Jedyny taki festiwal w Szczecinie

Jedyny taki festiwal w Szczecinie

Na filmowej i festiwalowej mapie Szczecina Dąbskie Wieczory Filmowe bardzo się wyróżniają. Nie ma w naszym mieście wydarzenia, które w jednym czasie gromadziłoby tak wielu cenionych i rozpoznawalnych przedstawicieli polskiego kina. Nie inaczej było i w tym roku, bowiem do Dąbia na 16. edycję zawitali: aktorka Aleksandra Konieczna, aktor Adam Bobik, reżyser Michał Szcześniak, reżyserka Kinga Dębska, producent Zbigniew Domagalski oraz kompozytor Mikołaj Trzaska. Widzowie otrzymaliśmy szansę spotkania niezwykłych ludzi, artyści wyjeżdżali ze Szczecina zachwyceni gościnnością organizatorów, zauroczeni tym miejscem. I jak zapowiedzieli, chętnie tu powrócą.

Usłyszeć taką deklarację z ust Zbigniewa Domagalskiego, dyrektora Wytwórni Filmów Fabularnych i Dokumentalnych oraz cenionego producenta, to spore wyróżnienie. Czy wytwórnia życzliwie spojrzy na filmowy Szczecin i nasz region, czy przyjedzie z kolejnymi projektami? Nie jest to wykluczone, bo Dąbskie Wieczory Filmowe i taką rolę zaczynają odgrywać. Gdyby się na tym mocniej zastanowić… Ale niech to pozostanie w sferze planów rozwoju festiwalu. Faktem jest, że Dąbskie Wieczory Filmowe chcą rosnąć i Sylwia Witkowska, szefowa wydarzenia, już myśli o uatrakcyjnieniu tego przedsięwzięcia.

Takich nowości, już w tym roku było kilka. Otwierały i zamykały festiwal rejsy po jeziorze Dąbie, z muzyką w tle. Pierwszym było spotkanie z, jak zawsze znakomitym, Krzysztofem Baranowskim, którego nie trzeba przedstawiać szczecińskiej publiczności. Na zakończenie muzycznie uwodził słuchaczy Mikołaj Trzaska. Trzaska to muzyk improwizator, którego saksofon wydaje z siebie niezwykłe dźwięki. Docenili to szczególnie uczestnicy drugiego rejsu po jeziorze Dąbie, gdzie muzyka Trzaski idealnie wkomponowała się w obrazy, mijanej tuż obok, przyrody. Sam Mikołaj Trzaska chwilę po występie nie krył swojej radości z przeprowadzonego przedsięwzięcia, bo choć jego kariera trwa od dekad, koncert w otwartej przestrzeni, podczas rejsu i tuż przy „betonowcu”, był dla niego nowym doświadczeniem.

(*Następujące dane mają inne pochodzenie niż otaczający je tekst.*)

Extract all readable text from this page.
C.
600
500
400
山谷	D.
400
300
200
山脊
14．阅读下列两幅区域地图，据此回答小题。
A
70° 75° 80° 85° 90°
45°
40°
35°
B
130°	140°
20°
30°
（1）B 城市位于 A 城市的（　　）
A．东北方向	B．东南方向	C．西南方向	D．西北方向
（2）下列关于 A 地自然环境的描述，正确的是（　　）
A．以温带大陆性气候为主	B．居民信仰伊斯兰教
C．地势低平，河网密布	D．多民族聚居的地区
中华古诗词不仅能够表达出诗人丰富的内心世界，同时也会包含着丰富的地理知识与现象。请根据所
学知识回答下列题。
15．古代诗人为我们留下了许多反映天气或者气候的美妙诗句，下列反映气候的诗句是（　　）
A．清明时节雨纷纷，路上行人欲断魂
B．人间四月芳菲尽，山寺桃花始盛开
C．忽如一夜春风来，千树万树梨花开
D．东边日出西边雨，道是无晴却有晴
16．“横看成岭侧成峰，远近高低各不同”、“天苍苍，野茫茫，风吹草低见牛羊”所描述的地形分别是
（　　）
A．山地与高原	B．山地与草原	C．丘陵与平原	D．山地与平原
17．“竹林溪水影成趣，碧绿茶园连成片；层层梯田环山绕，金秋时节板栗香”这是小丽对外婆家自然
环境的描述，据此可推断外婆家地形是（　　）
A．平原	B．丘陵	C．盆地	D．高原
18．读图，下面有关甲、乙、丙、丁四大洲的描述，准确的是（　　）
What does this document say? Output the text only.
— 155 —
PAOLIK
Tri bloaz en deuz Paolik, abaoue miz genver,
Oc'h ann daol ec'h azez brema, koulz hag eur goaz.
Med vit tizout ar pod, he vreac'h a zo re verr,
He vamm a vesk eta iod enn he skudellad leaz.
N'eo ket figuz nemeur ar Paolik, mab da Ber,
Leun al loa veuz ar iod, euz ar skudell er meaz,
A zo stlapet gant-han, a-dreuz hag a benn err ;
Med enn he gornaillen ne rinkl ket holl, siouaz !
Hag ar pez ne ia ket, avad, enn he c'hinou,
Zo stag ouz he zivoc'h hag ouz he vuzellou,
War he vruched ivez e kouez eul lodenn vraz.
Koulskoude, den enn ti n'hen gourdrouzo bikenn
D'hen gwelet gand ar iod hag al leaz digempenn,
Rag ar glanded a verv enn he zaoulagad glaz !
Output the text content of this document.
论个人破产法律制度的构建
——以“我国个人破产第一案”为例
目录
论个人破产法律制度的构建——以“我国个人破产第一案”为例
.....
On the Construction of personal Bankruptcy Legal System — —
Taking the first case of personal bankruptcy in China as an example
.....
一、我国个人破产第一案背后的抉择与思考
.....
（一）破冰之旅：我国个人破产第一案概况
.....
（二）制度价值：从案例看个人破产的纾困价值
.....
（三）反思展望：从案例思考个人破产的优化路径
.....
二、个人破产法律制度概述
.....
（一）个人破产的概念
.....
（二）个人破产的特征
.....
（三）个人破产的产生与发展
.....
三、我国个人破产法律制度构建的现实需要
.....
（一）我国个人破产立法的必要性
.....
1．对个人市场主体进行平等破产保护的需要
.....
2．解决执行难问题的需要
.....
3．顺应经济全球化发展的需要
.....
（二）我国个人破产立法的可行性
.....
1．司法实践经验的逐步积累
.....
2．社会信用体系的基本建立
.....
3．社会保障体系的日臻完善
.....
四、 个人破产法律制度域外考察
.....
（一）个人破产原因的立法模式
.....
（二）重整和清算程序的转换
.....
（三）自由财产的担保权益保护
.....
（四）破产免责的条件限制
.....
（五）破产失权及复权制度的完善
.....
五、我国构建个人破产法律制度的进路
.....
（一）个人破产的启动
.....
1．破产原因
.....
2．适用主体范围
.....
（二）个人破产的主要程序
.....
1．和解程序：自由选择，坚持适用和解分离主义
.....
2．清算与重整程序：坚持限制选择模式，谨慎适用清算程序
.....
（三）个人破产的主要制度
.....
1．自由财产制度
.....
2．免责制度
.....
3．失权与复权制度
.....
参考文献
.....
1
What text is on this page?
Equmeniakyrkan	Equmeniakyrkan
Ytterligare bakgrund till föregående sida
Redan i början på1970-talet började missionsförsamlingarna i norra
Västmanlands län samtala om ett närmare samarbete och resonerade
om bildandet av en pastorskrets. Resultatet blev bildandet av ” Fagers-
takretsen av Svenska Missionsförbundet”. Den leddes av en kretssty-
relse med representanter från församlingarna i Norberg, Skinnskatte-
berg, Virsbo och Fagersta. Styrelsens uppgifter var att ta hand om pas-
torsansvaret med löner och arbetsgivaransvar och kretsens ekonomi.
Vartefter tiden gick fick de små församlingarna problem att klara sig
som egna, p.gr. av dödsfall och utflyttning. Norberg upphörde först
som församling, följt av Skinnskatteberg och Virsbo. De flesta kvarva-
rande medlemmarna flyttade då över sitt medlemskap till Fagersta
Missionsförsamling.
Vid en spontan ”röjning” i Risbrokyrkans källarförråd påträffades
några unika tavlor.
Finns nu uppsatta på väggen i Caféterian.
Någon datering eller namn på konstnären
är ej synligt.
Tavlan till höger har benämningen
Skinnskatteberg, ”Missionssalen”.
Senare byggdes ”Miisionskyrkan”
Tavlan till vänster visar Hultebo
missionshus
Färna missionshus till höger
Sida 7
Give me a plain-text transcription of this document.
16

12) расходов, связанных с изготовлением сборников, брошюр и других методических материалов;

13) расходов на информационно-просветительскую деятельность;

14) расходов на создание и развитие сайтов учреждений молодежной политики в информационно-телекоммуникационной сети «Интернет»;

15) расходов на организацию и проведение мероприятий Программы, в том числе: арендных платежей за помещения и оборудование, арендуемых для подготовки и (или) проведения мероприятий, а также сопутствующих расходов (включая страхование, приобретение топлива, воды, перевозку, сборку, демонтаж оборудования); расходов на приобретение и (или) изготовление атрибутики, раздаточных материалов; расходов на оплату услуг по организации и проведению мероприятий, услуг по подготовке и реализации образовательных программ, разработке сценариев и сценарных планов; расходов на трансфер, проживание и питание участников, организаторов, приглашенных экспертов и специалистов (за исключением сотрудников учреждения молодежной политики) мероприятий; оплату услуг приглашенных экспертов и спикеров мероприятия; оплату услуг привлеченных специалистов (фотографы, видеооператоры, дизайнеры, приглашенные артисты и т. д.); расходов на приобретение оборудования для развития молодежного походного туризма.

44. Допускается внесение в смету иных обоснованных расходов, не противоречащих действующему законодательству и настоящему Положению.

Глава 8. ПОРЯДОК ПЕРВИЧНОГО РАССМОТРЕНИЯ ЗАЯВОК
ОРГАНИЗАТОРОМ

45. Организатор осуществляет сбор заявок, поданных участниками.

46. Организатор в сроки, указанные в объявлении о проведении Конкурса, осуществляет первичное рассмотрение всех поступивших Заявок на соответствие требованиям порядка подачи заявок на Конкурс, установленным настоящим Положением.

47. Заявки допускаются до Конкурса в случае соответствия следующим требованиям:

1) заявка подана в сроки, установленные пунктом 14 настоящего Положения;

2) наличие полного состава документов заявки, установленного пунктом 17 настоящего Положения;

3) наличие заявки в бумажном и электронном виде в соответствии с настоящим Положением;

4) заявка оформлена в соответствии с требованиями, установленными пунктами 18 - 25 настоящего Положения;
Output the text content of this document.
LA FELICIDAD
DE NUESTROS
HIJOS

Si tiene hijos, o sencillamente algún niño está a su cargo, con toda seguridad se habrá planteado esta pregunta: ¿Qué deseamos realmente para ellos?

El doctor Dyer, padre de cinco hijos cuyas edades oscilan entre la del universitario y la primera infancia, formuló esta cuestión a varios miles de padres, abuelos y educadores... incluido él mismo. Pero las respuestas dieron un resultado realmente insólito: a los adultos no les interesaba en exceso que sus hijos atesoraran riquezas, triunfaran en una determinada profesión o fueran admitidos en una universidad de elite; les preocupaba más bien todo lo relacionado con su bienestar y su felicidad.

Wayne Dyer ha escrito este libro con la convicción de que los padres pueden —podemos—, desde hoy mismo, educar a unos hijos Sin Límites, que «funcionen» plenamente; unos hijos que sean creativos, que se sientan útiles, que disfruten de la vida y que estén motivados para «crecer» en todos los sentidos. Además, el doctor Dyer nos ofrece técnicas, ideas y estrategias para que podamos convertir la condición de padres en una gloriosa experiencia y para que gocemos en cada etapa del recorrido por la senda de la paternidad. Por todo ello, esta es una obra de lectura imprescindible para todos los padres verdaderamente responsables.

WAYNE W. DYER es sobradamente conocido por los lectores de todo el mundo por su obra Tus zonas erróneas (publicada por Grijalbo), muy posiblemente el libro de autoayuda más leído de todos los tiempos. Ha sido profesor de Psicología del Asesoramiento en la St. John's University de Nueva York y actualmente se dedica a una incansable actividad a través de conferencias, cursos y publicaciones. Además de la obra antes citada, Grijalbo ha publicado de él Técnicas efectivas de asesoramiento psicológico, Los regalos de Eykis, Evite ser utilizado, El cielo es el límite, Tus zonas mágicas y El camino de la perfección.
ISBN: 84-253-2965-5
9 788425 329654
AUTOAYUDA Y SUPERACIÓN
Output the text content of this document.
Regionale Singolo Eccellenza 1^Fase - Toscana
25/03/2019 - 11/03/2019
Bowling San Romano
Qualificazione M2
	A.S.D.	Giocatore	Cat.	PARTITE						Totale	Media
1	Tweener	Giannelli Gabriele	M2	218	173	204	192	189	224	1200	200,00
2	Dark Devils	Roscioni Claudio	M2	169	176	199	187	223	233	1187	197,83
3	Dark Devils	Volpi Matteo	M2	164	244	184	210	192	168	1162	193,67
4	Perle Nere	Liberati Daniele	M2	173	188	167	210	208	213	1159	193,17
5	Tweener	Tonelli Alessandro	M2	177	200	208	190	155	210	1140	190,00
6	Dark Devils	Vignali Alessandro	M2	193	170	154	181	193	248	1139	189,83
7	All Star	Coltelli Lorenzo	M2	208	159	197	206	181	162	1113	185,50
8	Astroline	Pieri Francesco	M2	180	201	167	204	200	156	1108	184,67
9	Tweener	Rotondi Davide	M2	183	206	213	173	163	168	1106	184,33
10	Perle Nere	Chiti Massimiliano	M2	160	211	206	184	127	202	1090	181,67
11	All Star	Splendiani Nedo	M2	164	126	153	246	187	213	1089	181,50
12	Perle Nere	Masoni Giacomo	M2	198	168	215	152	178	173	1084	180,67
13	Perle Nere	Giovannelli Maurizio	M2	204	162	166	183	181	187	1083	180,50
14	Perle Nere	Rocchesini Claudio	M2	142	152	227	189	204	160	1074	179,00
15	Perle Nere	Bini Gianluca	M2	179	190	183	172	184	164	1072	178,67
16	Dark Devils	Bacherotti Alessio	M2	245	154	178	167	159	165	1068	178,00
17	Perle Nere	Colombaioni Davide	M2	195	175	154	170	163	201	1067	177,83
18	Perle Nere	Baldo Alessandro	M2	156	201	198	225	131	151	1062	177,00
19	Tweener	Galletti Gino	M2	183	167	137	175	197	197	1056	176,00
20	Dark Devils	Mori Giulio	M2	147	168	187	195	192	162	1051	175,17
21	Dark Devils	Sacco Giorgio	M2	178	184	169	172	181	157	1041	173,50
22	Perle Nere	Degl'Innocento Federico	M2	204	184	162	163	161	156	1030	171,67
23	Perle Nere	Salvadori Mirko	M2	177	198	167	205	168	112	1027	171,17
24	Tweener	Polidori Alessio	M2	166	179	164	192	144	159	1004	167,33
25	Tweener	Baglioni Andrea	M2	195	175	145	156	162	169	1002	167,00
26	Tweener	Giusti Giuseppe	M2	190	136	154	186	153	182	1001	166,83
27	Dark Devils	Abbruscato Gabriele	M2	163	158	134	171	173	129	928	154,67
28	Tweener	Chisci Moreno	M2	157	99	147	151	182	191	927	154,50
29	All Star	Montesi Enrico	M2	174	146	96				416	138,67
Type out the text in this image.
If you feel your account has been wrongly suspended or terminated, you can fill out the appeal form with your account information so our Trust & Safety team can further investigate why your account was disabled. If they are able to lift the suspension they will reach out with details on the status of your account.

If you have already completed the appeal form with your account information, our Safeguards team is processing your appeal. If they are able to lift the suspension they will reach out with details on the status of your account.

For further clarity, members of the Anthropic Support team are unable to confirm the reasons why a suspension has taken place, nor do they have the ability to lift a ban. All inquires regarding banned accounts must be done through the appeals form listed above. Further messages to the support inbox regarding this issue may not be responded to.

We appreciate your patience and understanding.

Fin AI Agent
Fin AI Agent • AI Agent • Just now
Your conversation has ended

Nie ma najmniejsze wątpliwości, ze muzyczne rejsy sprawdziły się znakomicie.

Kolejną nowością Dąbskich Wieczorów Filmowych były nagrody. Organizatorzy pracują nad konkursową formułą swojego „Filmowego przypływu”, a w tym roku zaproponowali dwie nagrody specjalne. Kinga Dębska, reżyserka m.in. „Moich córek krów” i pokazywanej na festiwalu „Zupy nic”, otrzymała nagrodę za „płynięcie z prądem życia na własnych artystycznych warunkach”. Mikołaj Trzaska doceniony został za „szczerość wypowiedzi, w każdym aspekcie życia i twórczości”. Ot, taki skromny ukłon Dąbskich Wieczorów Filmowych, dla wybitnych artystów.

Bo Dąbskie Wieczory Filmowe od lat to goście i spotkania z nimi, które są znakiem rozpoznawalnym tego wydarzenia. Podczas Dąbskich Wieczorów Filmowych 2022 do Szczecina zawitało kilkoro bardzo znanych twórców polskiego kina. Przez pierwsze cztery dni publiczność spotykała się z nimi w Klubie Delta w Dąbiu, a Aleksandra Konieczna po seansie „Sweat”, Adam Bobik po „Samcu Alfa”, Michał Szcześniak po „Fisheye” i Mikołaj Trzaska po „Weselu” rozmawiali nie tylko o pokazywanych filmach, ale też o swoim życiu i współczesnym świecie. Spotkania te nierzadko trwały grubo ponad godzinę, a mogłyby dłużej… Publiczność chłonęła aktorskie opowieści Aleksandry Koniecznej, z uwagą wsłuchiwała się w kwestie wiary poruszane przez Adama Bobika, żywo dyskutowała o psychologii z Michałem Szcześniakiem i poznawała świat Mikołaja Trzaski. Do tego plenerowe spotkania na plaży w Dąbiu z m.in. Kingą Dębską i Zbigniewem Domagalskim, którzy przybliżali widzom tajniki swojej wieloletniej współpracy oraz ciekawie opowiadali o realizacji „Zupy nic”, która znakomicie wybrzmiała w pięknych okolicznościach przyrody jeziora Dąbie.

Tegoroczna edycja udowodniła, że są Dąbskie Wieczory Filmowe wydarzeniem ważnym dla kulturalnego Szczecina, propozycją oryginalną, gromadzącą znakomitych gości i tłumy widzów. To jedyny taki filmowy festiwal w tym mieście i byłoby bardzo wskazane, gdyby miał szansę się rozrastać.